A way to embrace uncertainty
I spent the weekend at the annual Wisdom 2.0 Conference, which looks at the role of mindfulness in the digital age.
One of the most powerful sessions I attended was a breakout on discomfort as a path to innovation. Facilitator J. Miakoda Taylor had us each identify an issue at the edge of our comfort zone. Then, working in pairs, we asked questions of ourselves and each other using the following process:
- Notice and name a physical sensation. (This gets us grounded, and out of our habitual mental grooves. Any sensation will work—mine was a chill in my back.)
- Ask a question out loud about the challenging issue we’d selected, and resist the urge to answer it—just ask without the expectation of an answer.

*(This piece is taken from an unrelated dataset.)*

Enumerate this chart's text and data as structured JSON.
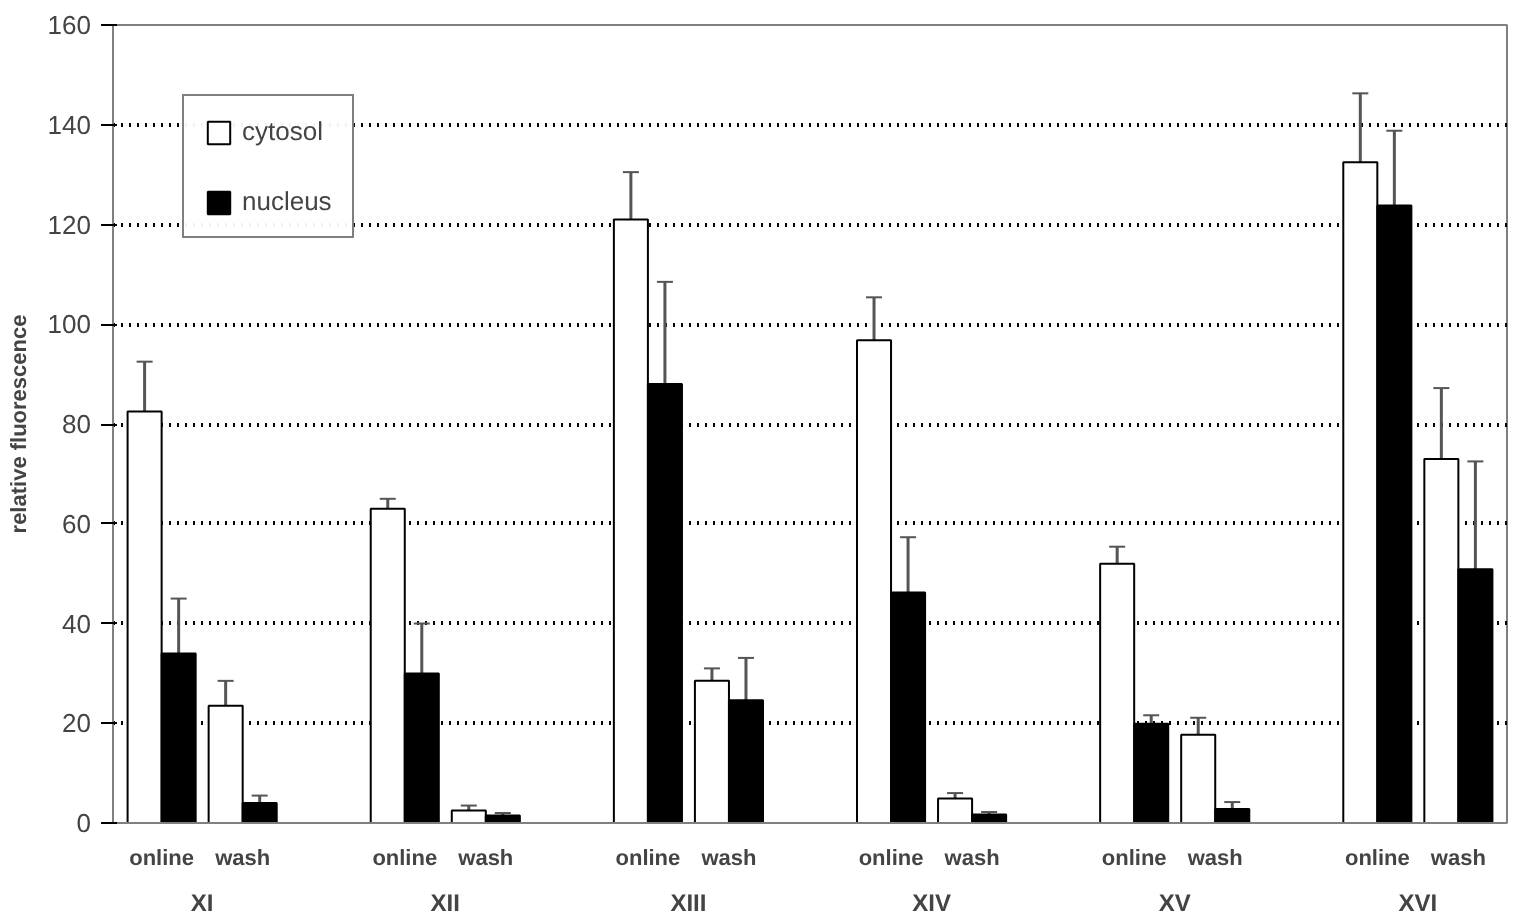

- Give the other person a turn to ask a question about the same issue, again without answering.
- Feel the impact of the other person’s words.
- Continue taking turns asking a question, each time tuning in to a physical sensation before speaking.
The issue I chose had to do with a complex project I’ve taken on that involves developing new skills. Some surprising and provocative questions bubbled up as I worked with my partner, such as “How does the team want to transform?”
Freed of the pressure to problem-solve, I could let those questions reverberate, inviting me to explore more deeply. I got the sense that continuing to ask questions, rather than provide answers, might be one of the most helpful contributions I can make in this new role.